Either
the soul survives death or it does not, and there is no scientific
evidence that it does or ever will. Does science and skepticism
extirpate all meaning in life? I think not; quite the opposite, in fact.
If this is all there is, then how meaningful become our lives, our
families, our friends, our communities—and how we treat others—when
every day, every moment, every relationship, and every person counts;
not as props in a temporary staging before an eternal tomorrow
where ultimate purpose will be revealed to us, but as valued essences
in the here-and-now where provisional purpose is created by us.
Awareness of this reality elevates us all to a higher plane of humanity
and humility, as we course through life together in this limited time
and space—a momentary proscenium in the drama of the cosmos.
#1. God
According to Oxford University Press’s World Christian Encyclopedia,
84% of the world’s population belongs to some form of organized
religion, and a 2007 Pew Forum survey found that 92% of Americans
believe in God “or a universal spirit”.
God or a universal spirit 92%
Heaven 74%
Hell 59%
Miracles 79%
I
realize that calling belief in God a “weird thing” will be offensive to
some, but to be intellectually honest and consistent it should be
correctly classified as a supernatural belief because by most
traditional believers’ accounts God is conceived as all
powerful (omnipotent), all knowing (omniscient), and all good
(omnibenevolent); who created out of nothing the universe and everything
in it; who is uncreated and eternal, a noncorporeal spirit who created,
loves, and can grant eternal life to humans.
I
do not believe in any such god. Further, I believe that there is
substantive evidence to show that God and religion are human and social
constructions based on research from psychology, anthropology, history,
comparative mythology, and sociology. I present this evidence in my book
The Believing Brain.
As well, the burden of proof is on believers to prove God’s
existence—not on nonbelievers to disprove it—and to date theists have
failed to prove God’s existence, at least by the high evidentiary
standards of science and reason.
I also note a
problem we face with the God question: certainty is not possible when
we bump up against such ultimate questions as “What was there before
time began?” or “If the Big Bang marked the beginning of all time,
space, and matter, what triggered this first act of creation?” The fact
that science has yet to answer these questions with certainty doesn’t
faze scientists because theologians hit the same epistemological wall.

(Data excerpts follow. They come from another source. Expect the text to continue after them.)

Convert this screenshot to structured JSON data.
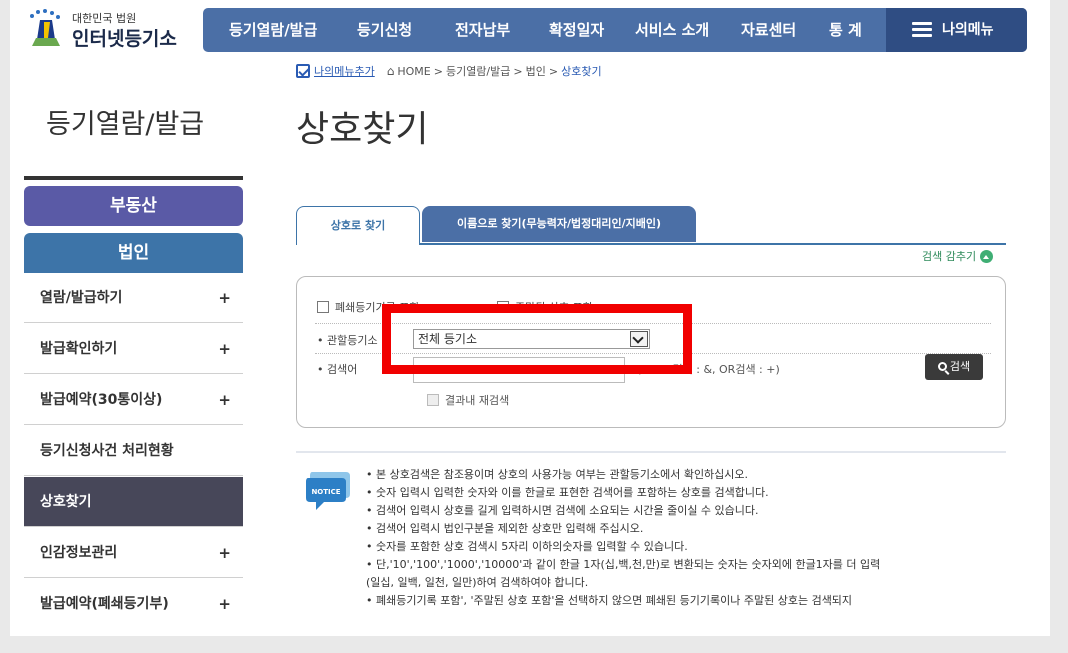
{
  "logo": {
    "small": "대한민국 법원",
    "big": "인터넷등기소"
  },
  "gnb": {
    "items": [
      "등기열람/발급",
      "등기신청",
      "전자납부",
      "확정일자",
      "서비스 소개",
      "자료센터",
      "통 계"
    ],
    "my_menu": "나의메뉴"
  },
  "breadcrumb": {
    "add_menu": "나의메뉴추가",
    "home": "HOME",
    "sep": ">",
    "path1": "등기열람/발급",
    "path2": "법인",
    "current": "상호찾기"
  },
  "section_title": "등기열람/발급",
  "lnb": {
    "real_estate": "부동산",
    "corp": "법인",
    "items": [
      {
        "label": "열람/발급하기",
        "plus": "+"
      },
      {
        "label": "발급확인하기",
        "plus": "+"
      },
      {
        "label": "발급예약(30통이상)",
        "plus": "+"
      },
      {
        "label": "등기신청사건 처리현황",
        "plus": ""
      },
      {
        "label": "상호찾기",
        "plus": ""
      },
      {
        "label": "인감정보관리",
        "plus": "+"
      },
      {
        "label": "발급예약(폐쇄등기부)",
        "plus": "+"
      }
    ]
  },
  "page_title": "상호찾기",
  "tabs": {
    "tab1": "상호로 찾기",
    "tab2": "이름으로 찾기(무능력자/법정대리인/지배인)"
  },
  "collapse_label": "검색 감추기",
  "search": {
    "opt1_label": "폐쇄등기기록 포함",
    "opt2_label": "주말된 상호 포함",
    "office_label": "• 관할등기소",
    "office_value": "전체 등기소",
    "keyword_label": "• 검색어",
    "keyword_value": "",
    "hint": "( AND 검색 : &, OR검색 : +)",
    "search_btn": "검색",
    "research_label": "결과내 재검색"
  },
  "notice": {
    "icon_text": "NOTICE",
    "lines": [
      "• 본 상호검색은 참조용이며 상호의 사용가능 여부는 관할등기소에서 확인하십시오.",
      "• 숫자 입력시 입력한 숫자와 이를 한글로 표현한 검색어를 포함하는 상호를 검색합니다.",
      "• 검색어 입력시 상호를 길게 입력하시면 검색에 소요되는 시간을 줄이실 수 있습니다.",
      "• 검색어 입력시 법인구분을 제외한 상호만 입력해 주십시오.",
      "• 숫자를 포함한 상호 검색시 5자리 이하의숫자를 입력할 수 있습니다.",
      "• 단,'10','100','1000','10000'과 같이 한글 1자(십,백,천,만)로 변환되는 숫자는 숫자외에 한글1자를 더 입력",
      "   (일십, 일백, 일천, 일만)하여 검색하여야 합니다.",
      "• 폐쇄등기기록 포함', '주말된 상호 포함'을 선택하지 않으면 폐쇄된 등기기록이나 주말된 상호는 검색되지"
    ]
  }
}
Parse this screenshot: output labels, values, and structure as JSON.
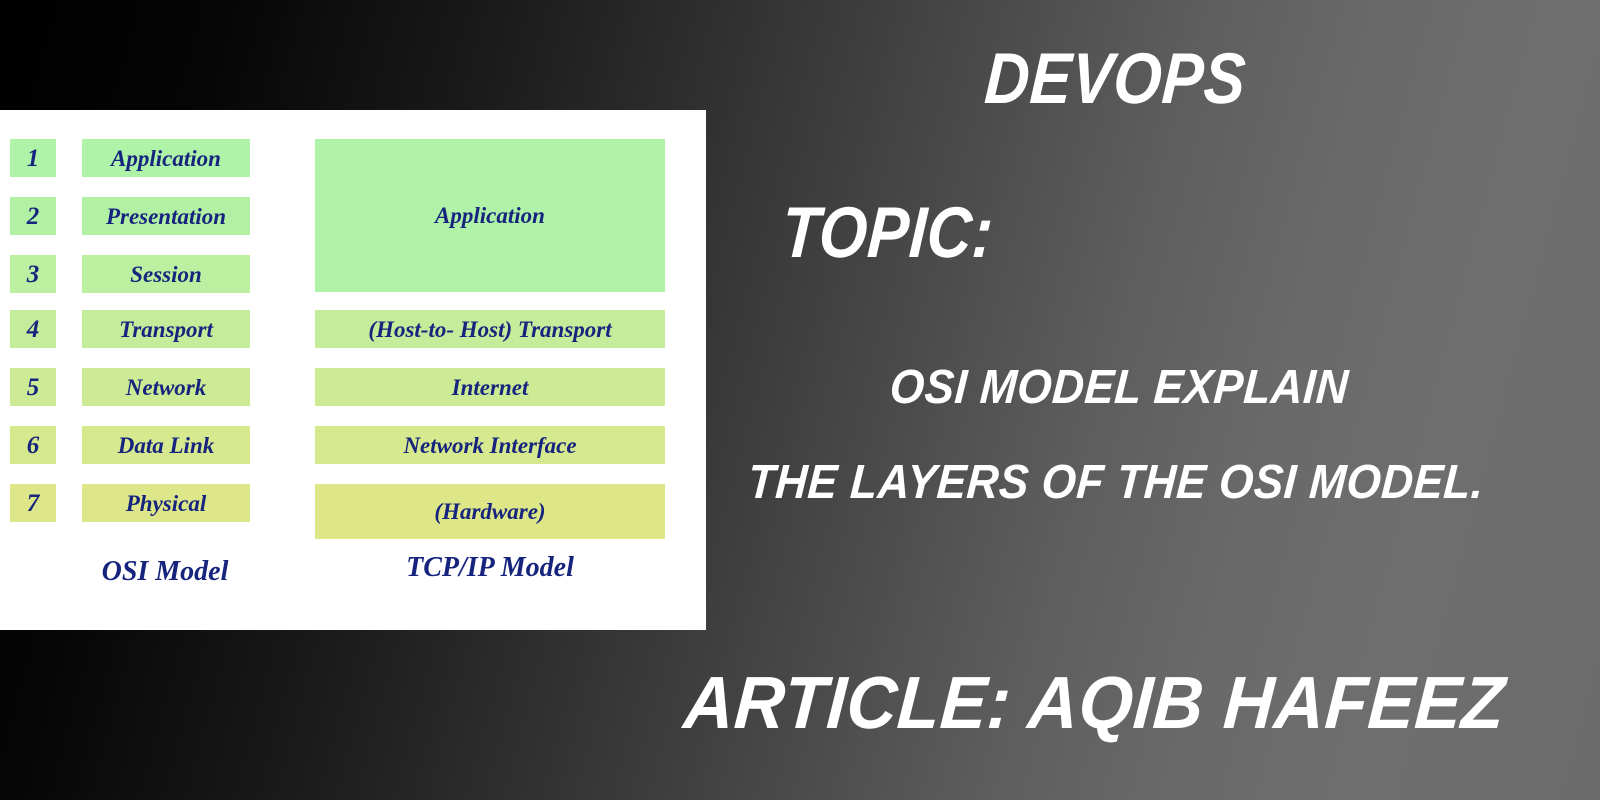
{
  "slide": {
    "background_start": "#000000",
    "background_end": "#6b6b6b",
    "panel_background": "#ffffff",
    "label_text_color": "#16247e",
    "heading_text_color": "#ffffff"
  },
  "headings": {
    "devops": "DEVOPS",
    "topic_label": "TOPIC:",
    "topic_line1": "OSI MODEL EXPLAIN",
    "topic_line2": "THE LAYERS OF THE OSI MODEL.",
    "article_credit": "ARTICLE: AQIB HAFEEZ"
  },
  "diagram": {
    "osi_caption": "OSI Model",
    "tcpip_caption": "TCP/IP Model",
    "osi_layers": [
      {
        "number": "1",
        "name": "Application",
        "color": "#aff3a9"
      },
      {
        "number": "2",
        "name": "Presentation",
        "color": "#b2f0a4"
      },
      {
        "number": "3",
        "name": "Session",
        "color": "#bcefa0"
      },
      {
        "number": "4",
        "name": "Transport",
        "color": "#c4ed9b"
      },
      {
        "number": "5",
        "name": "Network",
        "color": "#cdeb95"
      },
      {
        "number": "6",
        "name": "Data Link",
        "color": "#d6e98f"
      },
      {
        "number": "7",
        "name": "Physical",
        "color": "#dde78a"
      }
    ],
    "tcpip_layers": [
      {
        "name": "Application",
        "color": "#b0f2a7",
        "spans": "1-3"
      },
      {
        "name": "(Host-to- Host) Transport",
        "color": "#c4ed9b",
        "spans": "4"
      },
      {
        "name": "Internet",
        "color": "#cdeb95",
        "spans": "5"
      },
      {
        "name": "Network Interface",
        "color": "#d6e98f",
        "spans": "6"
      },
      {
        "name": "(Hardware)",
        "color": "#dee787",
        "spans": "7"
      }
    ]
  }
}
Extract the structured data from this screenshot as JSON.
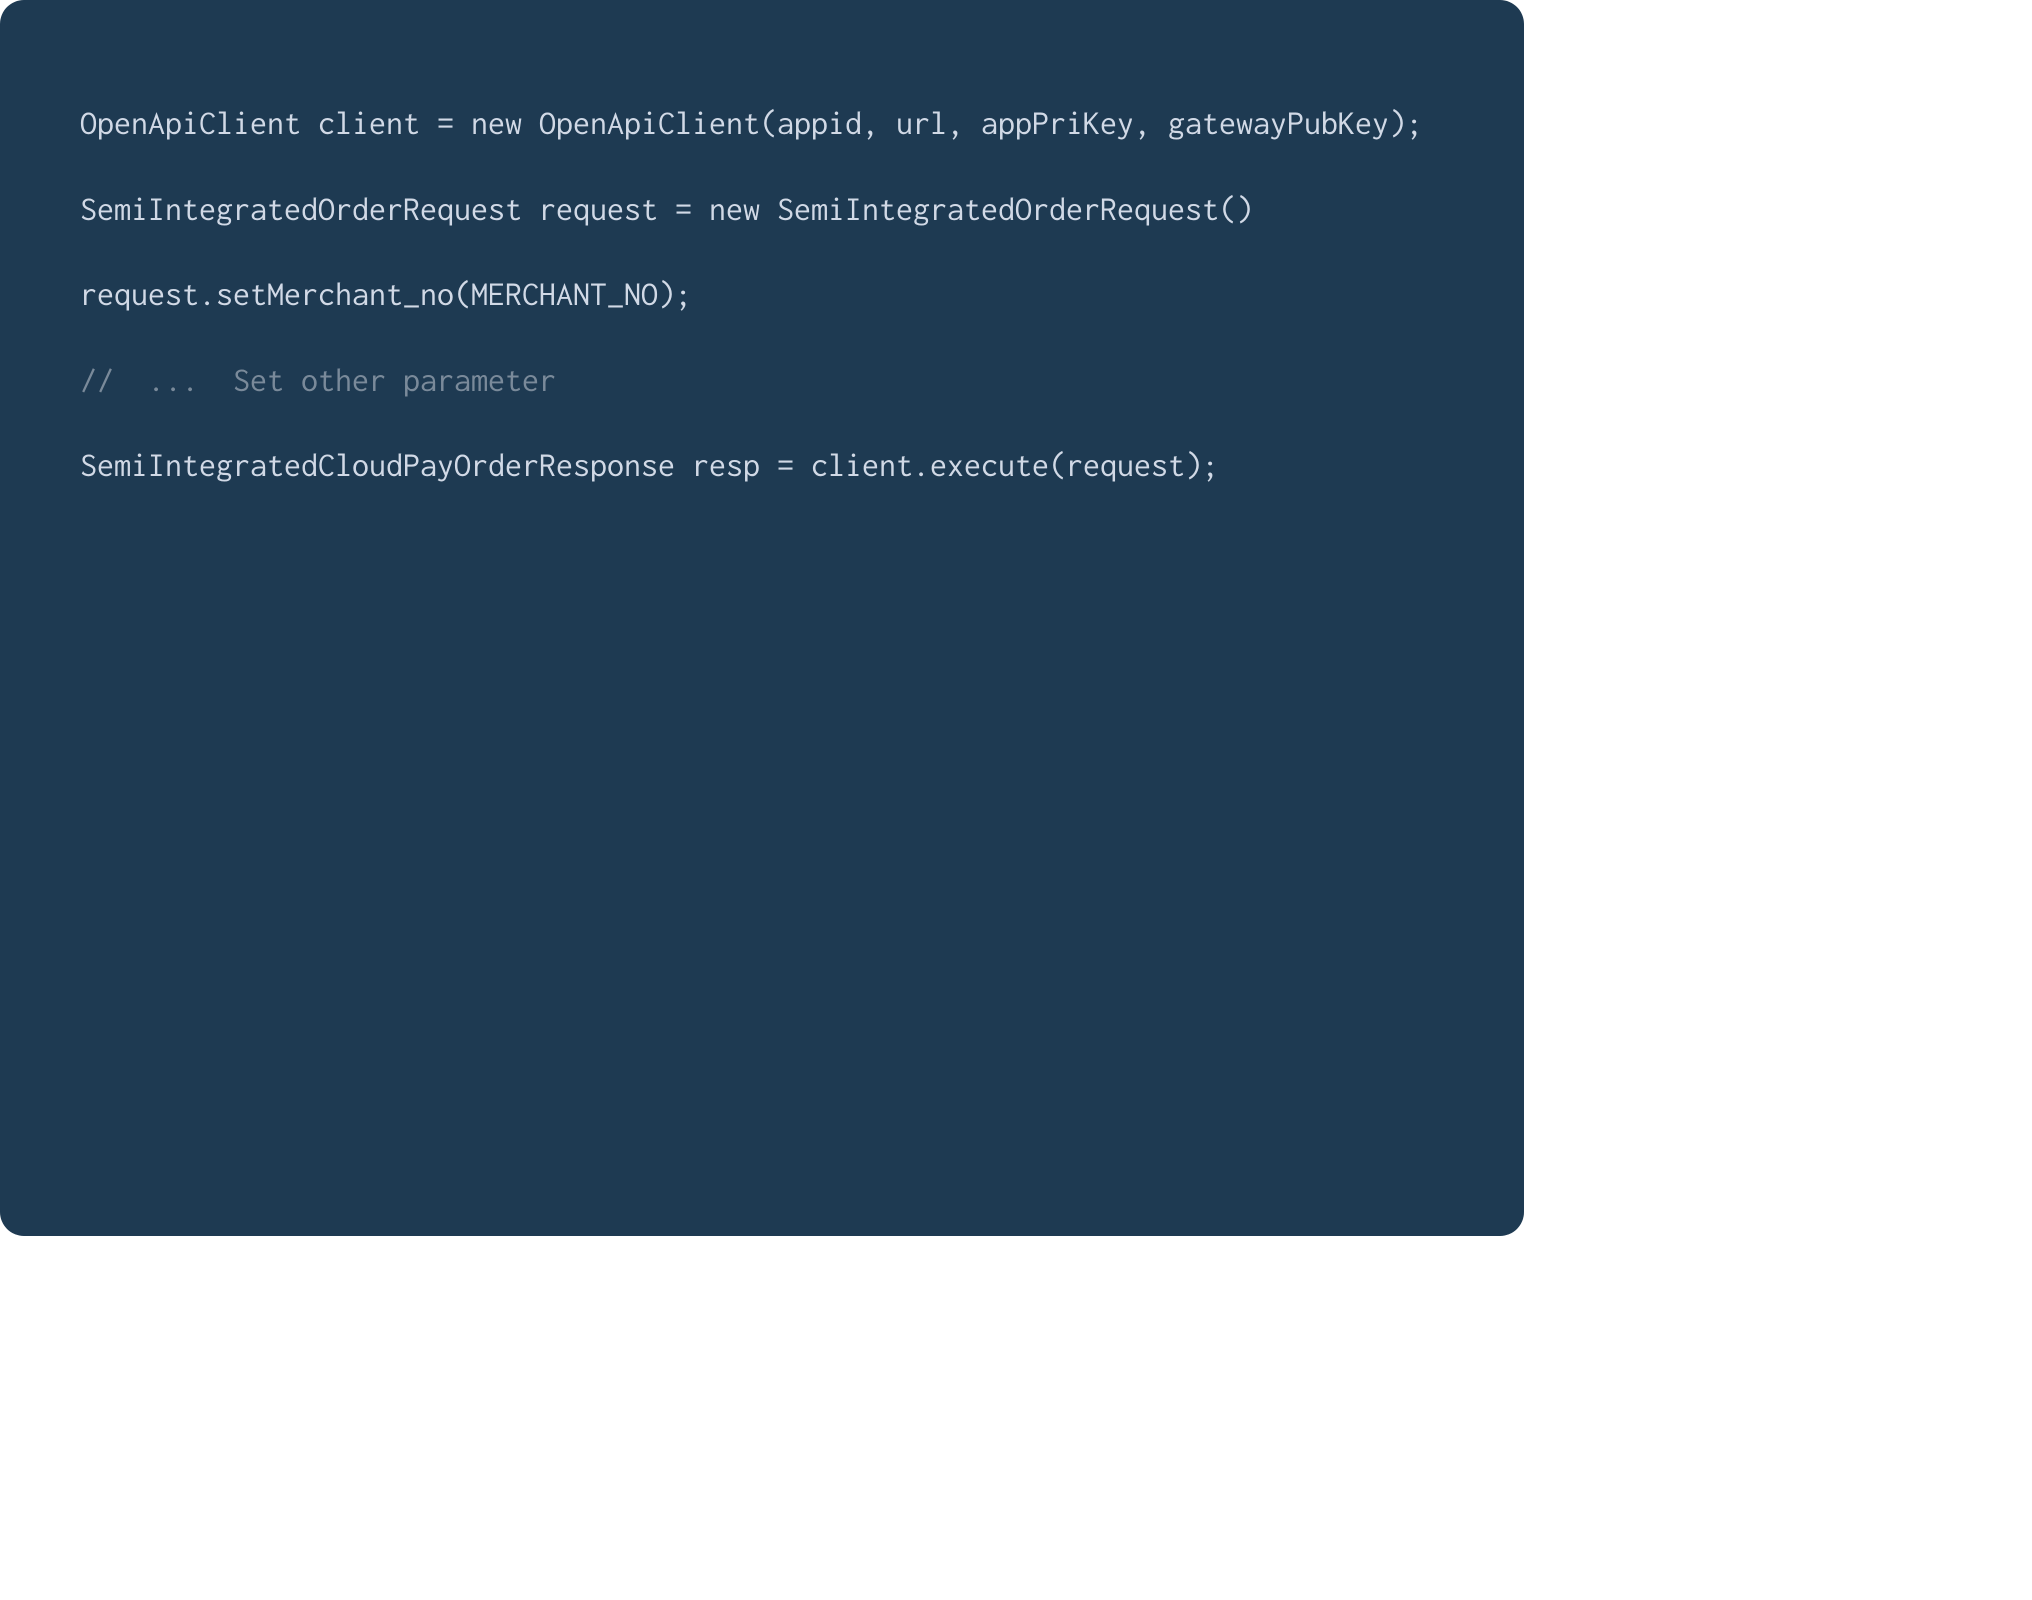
{
  "code": {
    "line1": "OpenApiClient client = new OpenApiClient(appid, url, appPriKey, gatewayPubKey);",
    "line2": "SemiIntegratedOrderRequest request = new SemiIntegratedOrderRequest()",
    "line3": "request.setMerchant_no(MERCHANT_NO);",
    "comment": "//  ...  Set other parameter",
    "line4": "SemiIntegratedCloudPayOrderResponse resp = client.execute(request);"
  },
  "colors": {
    "background": "#1e3a52",
    "text": "#d1d9e6",
    "comment": "#7a8a9a"
  }
}
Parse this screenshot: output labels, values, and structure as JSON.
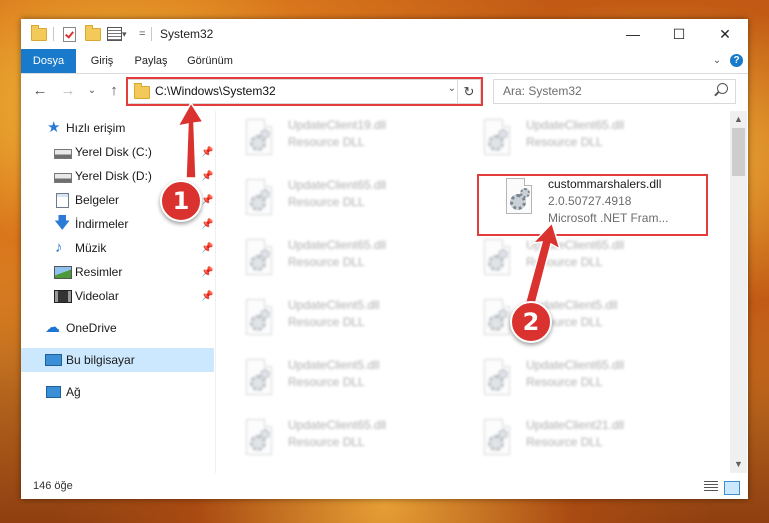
{
  "window": {
    "title": "System32",
    "minimize": "—",
    "maximize": "☐",
    "close": "✕"
  },
  "ribbon": {
    "tabs": [
      "Dosya",
      "Giriş",
      "Paylaş",
      "Görünüm"
    ],
    "expand": "⌄",
    "help": "?"
  },
  "nav": {
    "back": "←",
    "forward": "→",
    "recent": "⌄",
    "up": "↑",
    "address": "C:\\Windows\\System32",
    "address_dropdown": "⌄",
    "refresh": "↻",
    "search_placeholder": "Ara: System32"
  },
  "sidebar": {
    "items": [
      {
        "label": "Hızlı erişim",
        "icon": "star-icon"
      },
      {
        "label": "Yerel Disk (C:)",
        "icon": "drive-icon",
        "pinned": true
      },
      {
        "label": "Yerel Disk (D:)",
        "icon": "drive-icon",
        "pinned": true
      },
      {
        "label": "Belgeler",
        "icon": "documents-icon",
        "pinned": true
      },
      {
        "label": "İndirmeler",
        "icon": "download-icon",
        "pinned": true
      },
      {
        "label": "Müzik",
        "icon": "music-icon",
        "pinned": true
      },
      {
        "label": "Resimler",
        "icon": "pictures-icon",
        "pinned": true
      },
      {
        "label": "Videolar",
        "icon": "video-icon",
        "pinned": true
      },
      {
        "label": "OneDrive",
        "icon": "cloud-icon"
      },
      {
        "label": "Bu bilgisayar",
        "icon": "computer-icon",
        "selected": true
      },
      {
        "label": "Ağ",
        "icon": "network-icon"
      }
    ],
    "pin_glyph": "📌"
  },
  "files": [
    {
      "name": "UpdateClient19.dll",
      "type": "Resource DLL"
    },
    {
      "name": "UpdateClient65.dll",
      "type": "Resource DLL"
    },
    {
      "name": "UpdateClient65.dll",
      "type": "Resource DLL"
    },
    {
      "name": "custommarshalers.dll",
      "type": "2.0.50727.4918",
      "desc": "Microsoft .NET Fram...",
      "highlighted": true
    },
    {
      "name": "UpdateClient65.dll",
      "type": "Resource DLL"
    },
    {
      "name": "UpdateClient65.dll",
      "type": "Resource DLL"
    },
    {
      "name": "UpdateClient5.dll",
      "type": "Resource DLL"
    },
    {
      "name": "UpdateClient5.dll",
      "type": "Resource DLL"
    },
    {
      "name": "UpdateClient5.dll",
      "type": "Resource DLL"
    },
    {
      "name": "UpdateClient65.dll",
      "type": "Resource DLL"
    },
    {
      "name": "UpdateClient65.dll",
      "type": "Resource DLL"
    },
    {
      "name": "UpdateClient21.dll",
      "type": "Resource DLL"
    }
  ],
  "scrollbar": {
    "up": "▲",
    "down": "▼"
  },
  "status": {
    "count": "146 öğe"
  },
  "annotations": {
    "badge1": "1",
    "badge2": "2"
  },
  "colors": {
    "accent": "#1979ca",
    "highlight": "#e23c3c",
    "badge": "#d9322f",
    "selected": "#cce8ff"
  }
}
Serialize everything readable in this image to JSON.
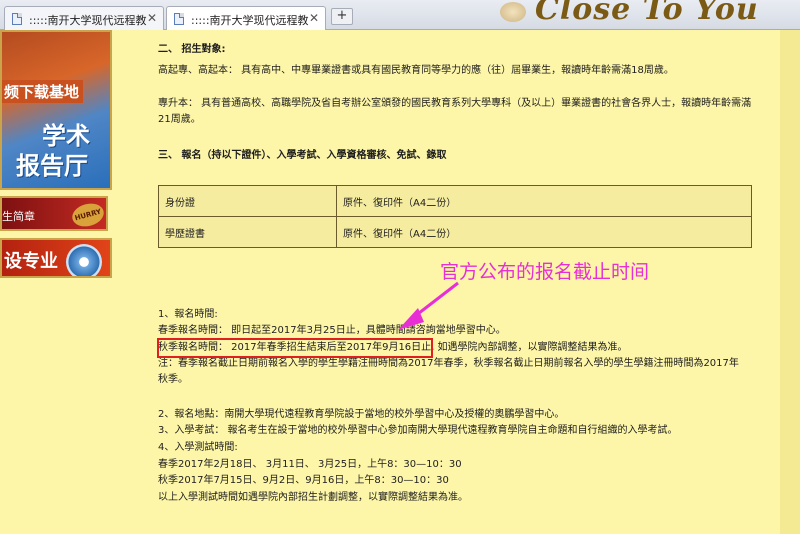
{
  "tabs": [
    {
      "title": ":::::南开大学现代远程教育",
      "close": "✕",
      "icon": "document-icon"
    },
    {
      "title": ":::::南开大学现代远程教育",
      "close": "✕",
      "icon": "document-icon"
    }
  ],
  "new_tab_label": "+",
  "brand": "Close To You",
  "sidebar": {
    "download_label": "频下载基地",
    "academic_1": "学术",
    "academic_2": "报告厅",
    "admission_brief": "生简章",
    "hurry_badge": "HURRY",
    "majors_label": "设专业"
  },
  "content": {
    "section2_title": "二、 招生對象:",
    "section2_p1": "高起專、高起本： 具有高中、中專畢業證書或具有國民教育同等學力的應（往）屆畢業生，報讀時年齡需滿18周歲。",
    "section2_p2": "專升本： 具有普通高校、高職學院及省自考辦公室頒發的國民教育系列大學專科（及以上）畢業證書的社會各界人士，報讀時年齡需滿21周歲。",
    "section3_title": "三、 報名（持以下證件）、入學考試、入學資格審核、免試、錄取",
    "docs_table": [
      {
        "doc": "身份證",
        "requirement": "原件、復印件（A4二份）"
      },
      {
        "doc": "學歷證書",
        "requirement": "原件、復印件（A4二份）"
      }
    ],
    "p_reg_time_title": "1、報名時間:",
    "p_spring": "春季報名時間： 即日起至2017年3月25日止，具體時間請咨詢當地學習中心。",
    "p_autumn_highlight": "秋季報名時間： 2017年春季招生結束后至2017年9月16日止,",
    "p_autumn_rest": "如遇學院內部調整，以實際調整結果為准。",
    "p_note_1": "注：春季報名截止日期前報名入學的學生學籍注冊時間為2017年春季，秋季報名截止日期前報名入學的學生學籍注冊時間為2017年",
    "p_note_2": "秋季。",
    "p_location": "2、報名地點：南開大學現代遠程教育學院設于當地的校外學習中心及授權的奧鵬學習中心。",
    "p_exam": "3、入學考試： 報名考生在設于當地的校外學習中心參加南開大學現代遠程教育學院自主命題和自行組織的入學考試。",
    "p_exam_time_title": "4、入學測試時間:",
    "p_spring_exam": "春季2017年2月18日、 3月11日、 3月25日，上午8：30—10：30",
    "p_autumn_exam": "秋季2017年7月15日、9月2日、9月16日，上午8：30—10：30",
    "p_exam_note": "以上入學測試時間如遇學院內部招生計劃調整，以實際調整結果為准。"
  },
  "annotation": {
    "text": "官方公布的报名截止时间",
    "color": "#e82fd6",
    "box_color": "#e02020"
  }
}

You just have to push them one more step. For example, in my debates and
dialogues with theologians the exchange usually goes something like
this for the question of what triggered the Big Bang:
God did it.
Who created God?
God is He who needs not be created.
Why can’t the universe be “that which needs not be created?”
The
universe is a thing or an event, whereas God is an agent or being, and
things and events have to be created by something, but an agent or being
does not.
Isn’t God a thing if He is part of the universe?
God is not a thing. God is an agent or being.
Don’t
agents and beings have to be created as well? We’re an agent, a being—a
human being. We agree that human beings need an explanation for our
origin. So why does this causal reasoning not apply to God as agent and
being?
God is outside of time, space, and matter, and thus needs no explanation.
If
that is the case, then it is not possible for any of us to know if
there is a God or not because, by definition, as finite beings operating
exclusively within the natural world we can only know other natural
beings and objects. It is not possible for a natural finite being to
know a supernatural infinite being.
Thus it is that skepticism in this realm, as in so many others, is altogether appropriate. As the bumper sticker says:
Militant Agnostic: I Don’t Know and You Don’t Either.